Administration of the proposed RCMAR Criteria
Investigator Development Core (IDC) Criteria
Community Liaison Core (CLC) Criteria
Measurement Core (MC) Criteria
Coordinating Center Core (CC) Criteria
2.A. Additional
Review Criteria:
In addition to the above
criteria, the following items will continue to be considered in the
determination of scientific merit and the priority score:
Protection
of Human Subjects from Research Risk: The involvement of human subjects and protections from
research risk relating to their participation in the proposed research will be
assessed (see the Research Plan, Section E on Human Subjects in the PHS Form
398).
Inclusion
of Women and Minorities in Research: The adequacy of plans to include subjects from both
genders and all racial and ethnic groups (and subgroups) as appropriate for the
scientific goals of the research will be assessed. Plans for the recruitment
and retention of subjects will also be evaluated (see the Research Plan,
Section E on Human Subjects in the PHS Form 398).
2.B. Additional Review
Considerations
Budget: The reasonableness of the
proposed budget and the requested period of support in relation to the proposed
research. The priority score should not be affected by the evaluation of the
budget.
2.C. Sharing Research Data
Not applicable
2.D. Sharing Research
Resources
Not applicable
3. Anticipated Announcement and Award Dates
Not applicable
Section VI. Award Administration Information
1. Award Notices
After the peer review of
the application is completed, the PD/PI will be able to access his or her
Summary Statement (written critique) via the eRA Commons.

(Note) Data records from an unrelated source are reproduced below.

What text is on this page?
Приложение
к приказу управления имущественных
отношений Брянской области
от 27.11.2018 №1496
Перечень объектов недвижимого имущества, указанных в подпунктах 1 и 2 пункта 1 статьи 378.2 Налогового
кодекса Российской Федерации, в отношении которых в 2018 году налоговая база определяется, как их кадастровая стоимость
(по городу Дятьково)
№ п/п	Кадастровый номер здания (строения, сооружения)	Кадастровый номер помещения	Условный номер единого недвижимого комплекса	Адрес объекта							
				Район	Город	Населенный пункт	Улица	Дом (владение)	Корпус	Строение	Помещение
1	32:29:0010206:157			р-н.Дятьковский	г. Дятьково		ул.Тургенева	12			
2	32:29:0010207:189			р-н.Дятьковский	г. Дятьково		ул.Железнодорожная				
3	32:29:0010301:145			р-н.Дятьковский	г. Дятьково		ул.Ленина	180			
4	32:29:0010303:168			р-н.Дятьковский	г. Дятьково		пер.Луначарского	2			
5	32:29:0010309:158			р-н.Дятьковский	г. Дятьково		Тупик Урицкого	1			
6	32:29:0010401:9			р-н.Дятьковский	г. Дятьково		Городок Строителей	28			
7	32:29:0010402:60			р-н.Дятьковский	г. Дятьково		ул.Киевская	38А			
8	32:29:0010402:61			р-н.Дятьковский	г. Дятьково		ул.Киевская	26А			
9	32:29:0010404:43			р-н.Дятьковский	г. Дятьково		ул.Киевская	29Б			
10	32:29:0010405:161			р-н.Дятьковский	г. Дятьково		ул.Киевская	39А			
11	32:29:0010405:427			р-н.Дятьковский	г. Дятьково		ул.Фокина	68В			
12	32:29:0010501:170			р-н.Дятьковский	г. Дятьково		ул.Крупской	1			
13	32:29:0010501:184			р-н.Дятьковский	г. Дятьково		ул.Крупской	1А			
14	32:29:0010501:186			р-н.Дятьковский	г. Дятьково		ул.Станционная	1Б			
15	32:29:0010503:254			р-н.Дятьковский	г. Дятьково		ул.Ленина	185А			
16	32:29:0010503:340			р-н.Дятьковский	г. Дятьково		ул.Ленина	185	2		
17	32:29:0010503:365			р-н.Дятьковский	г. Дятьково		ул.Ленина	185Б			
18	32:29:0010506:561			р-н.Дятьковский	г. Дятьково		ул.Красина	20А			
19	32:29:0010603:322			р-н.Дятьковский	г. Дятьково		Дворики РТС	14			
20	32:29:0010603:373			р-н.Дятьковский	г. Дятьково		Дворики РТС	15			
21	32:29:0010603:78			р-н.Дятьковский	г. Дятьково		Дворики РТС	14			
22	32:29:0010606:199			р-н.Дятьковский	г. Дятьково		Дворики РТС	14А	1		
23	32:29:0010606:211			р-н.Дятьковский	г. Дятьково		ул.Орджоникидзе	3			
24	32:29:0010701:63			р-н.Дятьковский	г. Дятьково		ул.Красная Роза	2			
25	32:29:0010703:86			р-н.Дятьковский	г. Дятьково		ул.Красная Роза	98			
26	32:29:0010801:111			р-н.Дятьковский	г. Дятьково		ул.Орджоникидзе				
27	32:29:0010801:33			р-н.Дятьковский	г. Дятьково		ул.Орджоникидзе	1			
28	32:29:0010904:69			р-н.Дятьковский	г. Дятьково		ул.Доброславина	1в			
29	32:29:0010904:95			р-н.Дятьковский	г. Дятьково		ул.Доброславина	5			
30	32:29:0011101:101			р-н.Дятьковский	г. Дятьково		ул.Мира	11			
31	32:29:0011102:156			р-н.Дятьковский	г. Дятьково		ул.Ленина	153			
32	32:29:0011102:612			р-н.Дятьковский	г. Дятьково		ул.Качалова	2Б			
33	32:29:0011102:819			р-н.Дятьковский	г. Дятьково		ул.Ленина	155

If the application is under consideration for funding,
NIH will request "just-in-time" information from the applicant. For
details, applicants may refer to the NIH Grants Policy Statement Part II: Terms
and Conditions of NIH Grant Awards, Subpart A: General (http://grants.nih.gov/grants/policy/nihgps_2003/NIHGPS_part4.htm).
A formal notification in the form of a Notice
of Award (NoA) will be provided to the applicant organization. The NoA
signed by the grants management officer is the authorizing document. Once all
administrative and programmatic issues have been resolved, the NoA will be
generated via email notification from the awarding component to the grantee
business official (designated in item 12 on the Application Face Page). If a
grantee is not email enabled, a hard copy of the NoA will be mailed to the
business official.
Selection of an application for award is not an
authorization to begin performance. Any costs incurred before receipt of the
NoA are at the recipient's risk. These costs may be reimbursed only to the
extent considered allowable pre-award costs. See Also Section
IV.5. Funding Restrictions.
2. Administrative and National
Policy Requirements
All NIH grant and
cooperative agreement awards include the NIH Grants Policy Statement as part of
the NoA. For these terms of award, see the NIH Grants Policy Statement Part II:
Terms and Conditions of NIH Grant Awards, Subpart A: General (http://grants.nih.gov/grants/policy/nihgps_2003/NIHGPS_Part4.htm)
and Part II Terms and Conditions of NIH Grant Awards, Subpart B: Terms and
Conditions for Specific Types of Grants, Grantees, and Activities (http://grants.nih.gov/grants/policy/nihgps_2003/NIHGPS_part9.htm).
The following Terms and
Conditions will be incorporated into the award statement and will be provided
to the Principal Investigator as well as to the appropriate institutional
official, at the time of award.
3. Reporting
Awardees will be
required to submit the PHS Non-Competing Grant Progress Report, Form 2590
annually (http://grants.nih.gov/grants/funding/2590/2590.htm)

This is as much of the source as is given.